Practice problems

“8/27/2020 | Last Compiled: 2022-04-26”

This chapter is here as a supplement for students who are looking for exercises to work on coding skills outside of class. The labs in this course are designed to develop practical data analysis skills in R, and conceptual knowledge about statistics by using R as a way to interact with statistical phenomena. I assume that students may be new to coding. Don’t worry, if you are a student in this course, we will gradually introduce coding concepts throughout the course.

Learning how to code takes time and effort, and can be intensely frustrating at the beginning. When I was learning programming for the first time as an undergraduate, my advisor (John Vokey) showed me a computer on a desk and told me this was where I would teach myself to program…then he pointed to a large hole in the drywall underneath the desk and said, “that is where you kick the wall”.

Learning how to teach coding is also very hard. I’ve been trying to do this for years. However, when I stumble across methods that seem promising, and/or have been immensely helpful to me, I like to advertise them. For example a few years ago I came across a completely different approach to learning programming at the website Project Euler, which I highly recommend. That website presents a series of problems, usually mathematical ones, like what is the sum of the first 1000 prime numbers? The challenge is to use any programming language to find the correct answer. When submit correct answers, you unlock a forum where other post their working code (in many different languages).

he idea of Project Euler is to learn basic programming skills by trying to solve concrete problems.

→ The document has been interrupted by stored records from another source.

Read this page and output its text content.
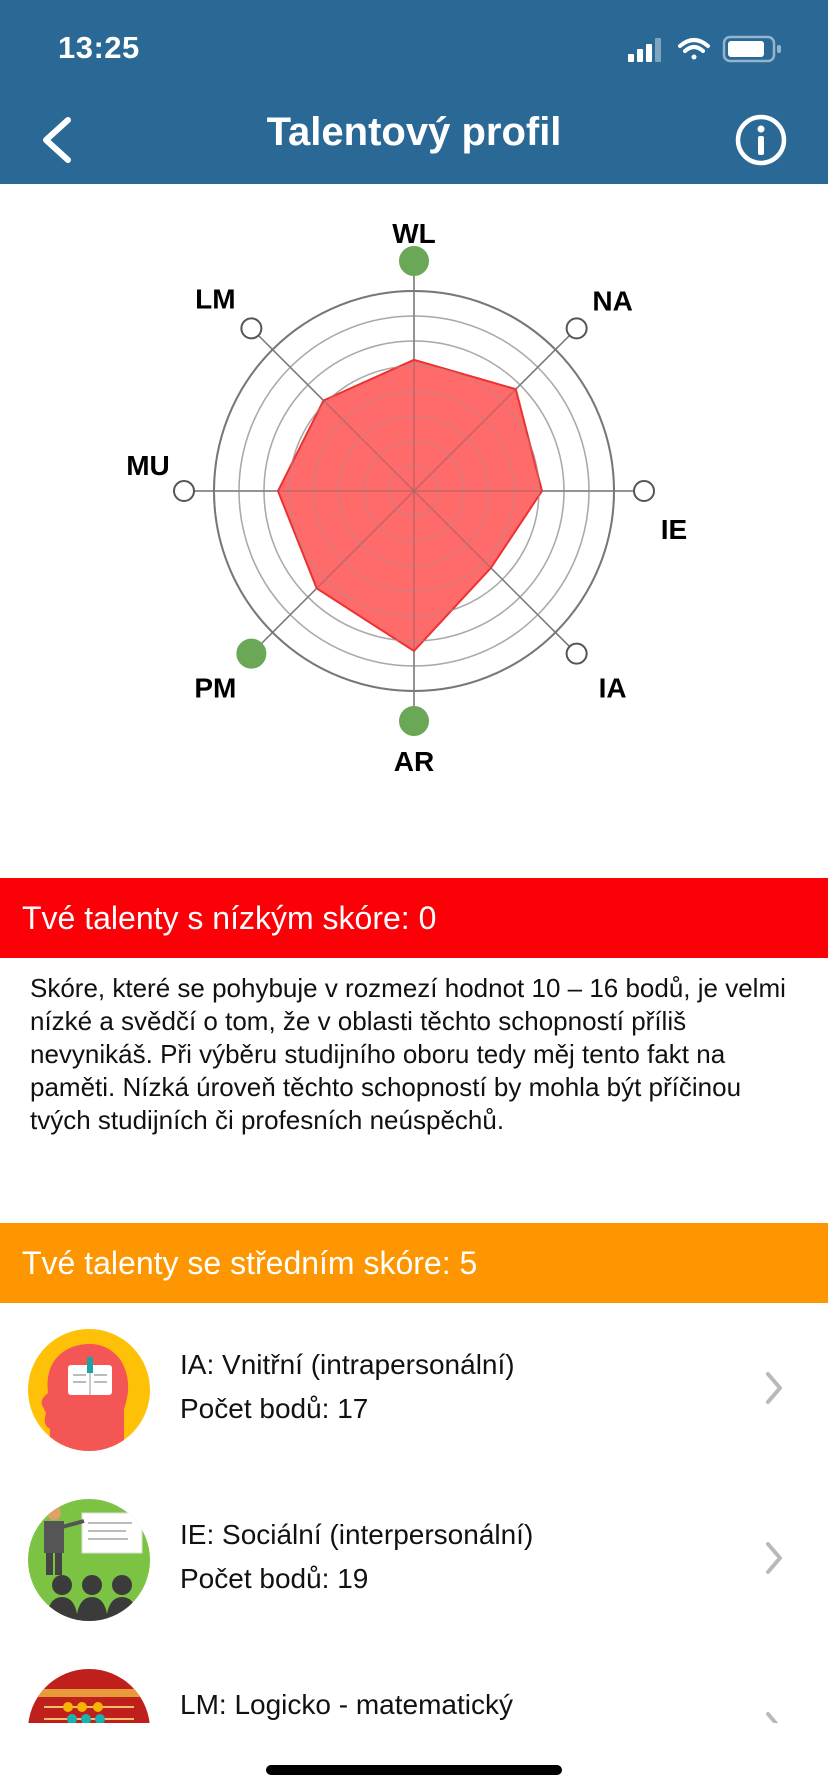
13:25
Talentový profil
WL
NA
IE
IA
AR
PM
MU
LM
Tvé talenty s nízkým skóre: 0
Skóre, které se pohybuje v rozmezí hodnot 10 – 16 bodů, je velmi nízké a svědčí o tom, že v oblasti těchto schopností příliš nevynikáš. Při výběru studijního oboru tedy měj tento fakt na paměti. Nízká úroveň těchto schopností by mohla být příčinou tvých studijních či profesních neúspěchů.
Tvé talenty se středním skóre: 5
IA: Vnitřní (intrapersonální)
Počet bodů: 17
IE: Sociální (interpersonální)
Počet bodů: 19
LM: Logicko - matematický
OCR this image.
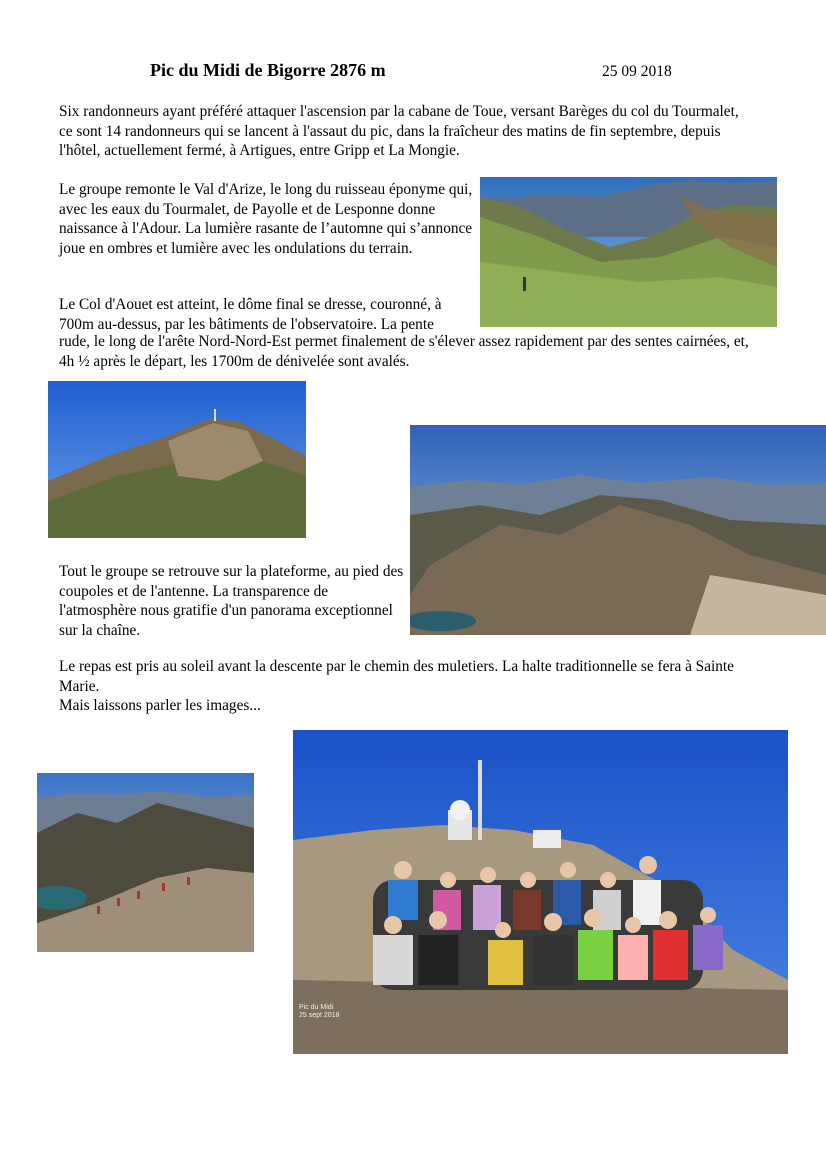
Pic du Midi de Bigorre 2876 m	25 09 2018
Six randonneurs ayant préféré attaquer l'ascension par la cabane de Toue, versant Barèges du col du Tourmalet, ce sont 14 randonneurs qui se lancent à l'assaut du pic, dans la fraîcheur des matins de fin septembre, depuis l'hôtel, actuellement fermé, à Artigues, entre Gripp et La Mongie.
Le groupe remonte le Val d'Arize, le long du ruisseau éponyme qui, avec les eaux du Tourmalet, de Payolle et de Lesponne donne naissance à l'Adour. La lumière rasante de l’automne qui s’annonce joue en ombres et lumière avec les ondulations du terrain.
Le Col d'Aouet est atteint, le dôme final se dresse, couronné, à 700m au-dessus, par les bâtiments de l'observatoire. La pente
rude, le long de l'arête Nord-Nord-Est permet finalement de s'élever assez rapidement par des sentes cairnées, et, 4h ½ après le départ, les 1700m de dénivelée sont avalés.
Tout le groupe se retrouve sur la plateforme, au pied des coupoles et de l'antenne. La transparence de l'atmosphère nous gratifie d'un panorama exceptionnel sur la chaîne.
Le repas est pris au soleil avant la descente par le chemin des muletiers. La halte traditionnelle se fera à Sainte Marie.
Mais laissons parler les images...
Pic du Midi
25 sept 2018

You might not know the syntax for how to make the computer accomplish a particular goal that you have, but you have a particular goal in mind, so you use that in your search to figure out how to make a programming language do something.

The problems here are inspired by the Project Euler. In past classes I have sometimes assigned the problems with very little guidance about how to do anything in R, and then the class and I have sat around puzzling things out for a couple weeks. This time, I am listing the problems, along with some tips and videos, and eventually example code for all of the problems. Although some of these problems involve statistics, most of them do not. But, they are all intended to be concrete enough so that you know what the question is asking you to accomplish.

I think it is worthwhile to try and solve these problems yourself. At the same time, it can be really helpful to have example solutions when you get stuck. P.S. my favorite problem is the snakes and ladders simulation, I think that if you can learn to solve that problem by yourself in R, you are well on your way to being able to solve all sorts of data-analysis problems, and if you give that problem a try and solve it, congrats, I think that’s pretty impressive of you.

0.11 Programming Challenges I

What is the purpose of these problems, and why should you try to solve them? An important overarching goal in learning to code is to become justifiably confident in your ability to write scripts to solve problems. At the end of the day you will be applying your skills to new problems without textbook answers, and your ability to solve these problems rests in learning how to write new code that works. This is not an abstract problem, and instead requires practice with writing code to solve new problems. The following problem sets are designed primarily with this aim in mind. Solving these problems will simultaneously develop your ability to write scripts to solve new problems, as well as give you hands on exposure to learning the syntax of the R language. These problems are not written specifically for the R language, and the solving the same problems in another language is a useful strategy for learning the syntax of another language.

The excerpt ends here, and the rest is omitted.